In general, women should try to eat from 1200 to 1500 calories a day and men should target about 1800 to 2100 calories to lose weight. The total daily calories right for you will depend upon your activity level, among other things. Another reason weight loss can be tricky is eating too few calories. Some women are eating too little as well as a disproportionate amount of carbohydrates. If you are eating below 1000 calories a day that may not be enough to encourage your body to burn fat.
In addition to adjusting your portions of macronutrients, remember to drink a sufficient amount of water. Take your body weight in pounds and divide it in half. That is the number of ounces at a minimum that you should consume daily. For example, if you way 150 lbs, you should be drinking at least 75 ounces of water per day. Your body requires water to increase metabolism and eliminate the toxic waste your body produces from normal processes that maintain your life. If you want to shed excess weight, helping the body to flush out toxins is key. If the body lacks the resources to take out the trash, then the body will hold onto that trash until they are available.
When we reduce the amount of carbohydrates in our diet, our bodies retain less water and salts. When people eat a low inflammatory diet, the body will release the stored inflammation by flushing it out through the urine. Therefore, it is important that you increase the amount of water that you normally drink to compensate for the reduction of water retention from the dietary changes.

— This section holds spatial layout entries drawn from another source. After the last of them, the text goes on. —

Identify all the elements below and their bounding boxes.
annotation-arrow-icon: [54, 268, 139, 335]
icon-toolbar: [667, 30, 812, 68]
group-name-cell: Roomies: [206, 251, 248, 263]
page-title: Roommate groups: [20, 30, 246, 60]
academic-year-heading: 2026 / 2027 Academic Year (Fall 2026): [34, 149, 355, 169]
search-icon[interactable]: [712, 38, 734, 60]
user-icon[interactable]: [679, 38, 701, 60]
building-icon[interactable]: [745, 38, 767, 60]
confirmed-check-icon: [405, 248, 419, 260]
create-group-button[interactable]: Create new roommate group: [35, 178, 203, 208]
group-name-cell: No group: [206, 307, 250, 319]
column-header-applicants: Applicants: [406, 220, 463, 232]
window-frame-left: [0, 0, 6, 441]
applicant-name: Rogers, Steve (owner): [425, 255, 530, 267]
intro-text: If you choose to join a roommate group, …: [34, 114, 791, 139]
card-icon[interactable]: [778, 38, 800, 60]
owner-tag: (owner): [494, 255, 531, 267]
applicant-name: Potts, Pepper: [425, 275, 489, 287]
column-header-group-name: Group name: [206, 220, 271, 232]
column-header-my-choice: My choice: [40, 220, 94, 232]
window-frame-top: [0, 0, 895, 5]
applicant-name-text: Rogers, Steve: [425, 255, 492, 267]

Another potential pitfall of trying to change macronutrient distribution, is not having low inflammatory foods readily available throughout the day. I encourage you to always have 3 or 4 snack options readily available. Cheese, nuts, cut up vegetables, hard boiled eggs, avocados, a low carb protein powder are just a few examples things that can help tide you over until the next meal. Also, plan out simple meals that you will not tire of if you have them several times a week. If you fail to plan, then you plan to fail!

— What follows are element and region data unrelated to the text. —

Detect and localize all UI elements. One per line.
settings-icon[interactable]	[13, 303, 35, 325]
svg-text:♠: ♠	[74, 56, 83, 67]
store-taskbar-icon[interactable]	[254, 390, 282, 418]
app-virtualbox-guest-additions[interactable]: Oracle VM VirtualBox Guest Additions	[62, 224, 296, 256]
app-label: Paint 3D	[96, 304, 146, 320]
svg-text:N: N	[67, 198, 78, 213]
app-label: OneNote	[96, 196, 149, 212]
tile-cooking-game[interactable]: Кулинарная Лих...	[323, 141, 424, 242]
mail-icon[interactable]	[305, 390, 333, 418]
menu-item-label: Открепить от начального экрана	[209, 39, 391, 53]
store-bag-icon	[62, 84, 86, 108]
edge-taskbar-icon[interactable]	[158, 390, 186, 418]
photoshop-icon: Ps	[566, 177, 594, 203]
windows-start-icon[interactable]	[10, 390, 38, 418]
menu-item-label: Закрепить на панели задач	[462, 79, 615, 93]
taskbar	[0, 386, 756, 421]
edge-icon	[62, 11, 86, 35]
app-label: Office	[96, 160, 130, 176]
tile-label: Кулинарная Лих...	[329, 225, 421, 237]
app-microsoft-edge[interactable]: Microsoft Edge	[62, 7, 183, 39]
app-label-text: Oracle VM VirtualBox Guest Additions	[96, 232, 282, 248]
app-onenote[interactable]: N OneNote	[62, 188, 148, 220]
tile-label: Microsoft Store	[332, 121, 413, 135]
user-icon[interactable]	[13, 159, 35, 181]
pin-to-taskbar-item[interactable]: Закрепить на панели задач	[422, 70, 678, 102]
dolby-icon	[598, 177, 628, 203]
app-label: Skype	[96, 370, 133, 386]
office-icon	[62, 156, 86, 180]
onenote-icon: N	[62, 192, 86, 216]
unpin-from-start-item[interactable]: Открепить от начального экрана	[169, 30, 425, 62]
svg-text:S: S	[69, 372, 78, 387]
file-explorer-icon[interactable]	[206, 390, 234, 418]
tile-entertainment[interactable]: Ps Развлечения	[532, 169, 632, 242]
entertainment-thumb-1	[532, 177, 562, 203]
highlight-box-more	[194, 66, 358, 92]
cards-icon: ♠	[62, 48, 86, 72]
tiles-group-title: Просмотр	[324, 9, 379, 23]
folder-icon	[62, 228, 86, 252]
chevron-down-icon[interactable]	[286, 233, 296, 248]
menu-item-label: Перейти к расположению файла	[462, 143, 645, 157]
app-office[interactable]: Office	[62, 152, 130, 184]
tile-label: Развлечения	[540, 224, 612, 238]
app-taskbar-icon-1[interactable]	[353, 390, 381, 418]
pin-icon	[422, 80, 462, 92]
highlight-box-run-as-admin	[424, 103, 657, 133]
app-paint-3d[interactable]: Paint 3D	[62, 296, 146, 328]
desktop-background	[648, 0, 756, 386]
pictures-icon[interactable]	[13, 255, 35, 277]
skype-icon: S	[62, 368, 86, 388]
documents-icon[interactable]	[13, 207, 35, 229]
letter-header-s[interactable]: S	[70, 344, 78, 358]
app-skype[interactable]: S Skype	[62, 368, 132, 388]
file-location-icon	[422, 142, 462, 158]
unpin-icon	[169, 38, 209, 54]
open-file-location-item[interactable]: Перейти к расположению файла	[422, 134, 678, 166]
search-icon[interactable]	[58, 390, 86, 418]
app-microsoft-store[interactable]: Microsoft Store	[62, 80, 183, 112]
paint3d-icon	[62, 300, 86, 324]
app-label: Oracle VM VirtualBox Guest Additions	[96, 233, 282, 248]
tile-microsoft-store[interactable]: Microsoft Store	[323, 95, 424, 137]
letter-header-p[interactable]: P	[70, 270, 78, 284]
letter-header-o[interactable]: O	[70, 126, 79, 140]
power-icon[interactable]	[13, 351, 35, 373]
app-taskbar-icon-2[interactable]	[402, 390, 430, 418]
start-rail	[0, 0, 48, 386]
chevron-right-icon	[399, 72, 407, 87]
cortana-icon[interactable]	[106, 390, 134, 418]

In summary, flushing inflammation involves these key steps:
determine your total intake of calories and the macro nutrient distribution
reduce your carbohydrate portion to 20 to 25% of your total caloric intake making sure to include about 25 grams of fiber
have healthier snack choices readily available
make a meal plan ahead of time
drink enough water to help the body clear waste
Don’t expect these changes to go off without a hitch. There is a learning curve to determine what works for you. Keep trying even if you fall off the wagon. The true definition of failure is when you quit trying. Edison is famous for having remarked that he never failed when inventing the light bulb, he only found 1000 ways that won’t work. It also helps to have a supportive accountability buddy that will cheer you on when the going gets tough. Good luck and may low inflammatory ketosis be with you.